Ongoing monitoring and dedicated support. A single point of contact manages every stage of the contracting lifecycle, from initial setup to ongoing compliance documentation, so your team does not navigate HRSA requirements alone.
That operational alignment matters because the gap between what the 340B statute permits and what an organization actually captures in savings is almost always a process problem, not an eligibility problem. Covered entities leave savings on the table and expose themselves to audit risk when their medication management workflows, documentation practices, and contract pharmacy arrangements are not built to the standard their category requires. DosePacker closes that gap.

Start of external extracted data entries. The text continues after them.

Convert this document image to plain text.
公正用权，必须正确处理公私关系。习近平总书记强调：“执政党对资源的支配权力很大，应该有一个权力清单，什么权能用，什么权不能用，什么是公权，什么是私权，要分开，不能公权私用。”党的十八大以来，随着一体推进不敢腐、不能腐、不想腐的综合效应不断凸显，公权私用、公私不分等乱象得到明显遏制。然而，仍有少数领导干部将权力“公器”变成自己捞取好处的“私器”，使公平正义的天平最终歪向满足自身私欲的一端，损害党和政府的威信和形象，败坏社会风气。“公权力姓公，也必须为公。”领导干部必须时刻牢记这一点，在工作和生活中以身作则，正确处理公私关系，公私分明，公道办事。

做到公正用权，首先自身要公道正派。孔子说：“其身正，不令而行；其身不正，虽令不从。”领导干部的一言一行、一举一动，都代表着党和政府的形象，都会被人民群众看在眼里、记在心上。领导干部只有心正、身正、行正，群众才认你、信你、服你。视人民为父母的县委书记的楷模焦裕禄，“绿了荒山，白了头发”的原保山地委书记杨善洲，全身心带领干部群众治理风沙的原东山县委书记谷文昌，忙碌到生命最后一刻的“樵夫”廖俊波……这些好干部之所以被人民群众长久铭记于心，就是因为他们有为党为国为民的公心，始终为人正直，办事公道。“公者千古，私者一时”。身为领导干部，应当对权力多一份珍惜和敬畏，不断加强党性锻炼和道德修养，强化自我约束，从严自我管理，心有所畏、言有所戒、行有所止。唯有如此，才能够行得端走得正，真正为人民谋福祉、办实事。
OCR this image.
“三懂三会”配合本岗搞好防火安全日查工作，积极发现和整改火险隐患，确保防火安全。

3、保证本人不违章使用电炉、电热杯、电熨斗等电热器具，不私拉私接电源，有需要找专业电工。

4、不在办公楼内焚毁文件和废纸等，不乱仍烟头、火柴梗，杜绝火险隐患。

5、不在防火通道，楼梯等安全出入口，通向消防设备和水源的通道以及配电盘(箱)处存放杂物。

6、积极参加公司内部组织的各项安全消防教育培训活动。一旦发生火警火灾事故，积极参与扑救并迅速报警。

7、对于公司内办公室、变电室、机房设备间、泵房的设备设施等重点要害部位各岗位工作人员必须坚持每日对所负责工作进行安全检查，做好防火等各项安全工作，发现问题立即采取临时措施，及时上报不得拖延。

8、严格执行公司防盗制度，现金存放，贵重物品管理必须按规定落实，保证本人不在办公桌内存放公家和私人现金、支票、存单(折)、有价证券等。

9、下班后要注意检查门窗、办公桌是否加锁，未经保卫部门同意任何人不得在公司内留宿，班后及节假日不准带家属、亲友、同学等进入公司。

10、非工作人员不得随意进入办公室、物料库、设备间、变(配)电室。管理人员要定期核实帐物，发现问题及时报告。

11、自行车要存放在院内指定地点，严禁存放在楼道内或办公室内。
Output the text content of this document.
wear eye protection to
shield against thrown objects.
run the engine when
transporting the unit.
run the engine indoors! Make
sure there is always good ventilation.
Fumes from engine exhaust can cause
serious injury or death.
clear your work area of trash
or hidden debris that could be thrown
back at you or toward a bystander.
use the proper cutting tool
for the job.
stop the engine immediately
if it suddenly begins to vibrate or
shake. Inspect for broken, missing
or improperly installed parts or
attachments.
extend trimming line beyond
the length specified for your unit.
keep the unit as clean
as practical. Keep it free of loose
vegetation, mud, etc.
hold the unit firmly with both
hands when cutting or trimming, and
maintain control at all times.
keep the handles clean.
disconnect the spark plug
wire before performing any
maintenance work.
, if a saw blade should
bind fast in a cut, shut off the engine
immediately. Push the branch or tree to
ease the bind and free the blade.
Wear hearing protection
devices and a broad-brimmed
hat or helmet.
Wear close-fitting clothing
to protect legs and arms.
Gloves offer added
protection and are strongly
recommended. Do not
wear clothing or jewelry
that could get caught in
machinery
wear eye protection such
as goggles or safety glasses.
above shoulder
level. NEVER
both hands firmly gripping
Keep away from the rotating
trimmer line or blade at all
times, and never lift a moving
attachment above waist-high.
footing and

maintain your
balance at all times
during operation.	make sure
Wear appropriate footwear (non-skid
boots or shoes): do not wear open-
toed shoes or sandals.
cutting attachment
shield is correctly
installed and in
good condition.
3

Learn how our contract pharmacy services can strengthen your organization’s 340B program.
Frequently Asked Questions
1. What is the difference between a 340B covered entity and a contract pharmacy?
A 340B covered entity is the eligible healthcare organization that purchases drugs at discounted 340B prices and is registered with HRSA. A contract pharmacy is an outside pharmacy that a covered entity may designate to dispense those 340B-purchased drugs to eligible patients on the covered entity’s behalf. The covered entity remains legally responsible for compliance, including patient eligibility determinations and the prevention of duplicate discounts and diversion. Contract pharmacies are service agents, not covered entities themselves.
2. Can a healthcare organization be on the 340B covered entity list in more than one category?
In most cases, a facility registers under a single category that reflects its primary eligibility. However, some organizations that operate multiple distinct sites or program types may have different locations registered under different categories if each independently meets the criteria for its respective category. This is particularly relevant for health systems that operate both DSH hospitals and FQHC-designated clinic locations. Each registration is assessed separately by HRSA, and compliance obligations apply independently to each.
3. What happens if a covered entity’s eligibility status changes mid-year?
If a covered entity experiences a change that affects its eligibility, for example, a hospital whose DSH adjustment percentage drops below the required threshold during a recertification review, the organization must immediately notify HRSA through 340B OPAIS and stop purchasing drugs through the program as of the effective date of the change. Continuing to purchase at 340B prices after losing eligibility is a program violation and may result in repayment obligations, interest penalties, or disqualification from future participation.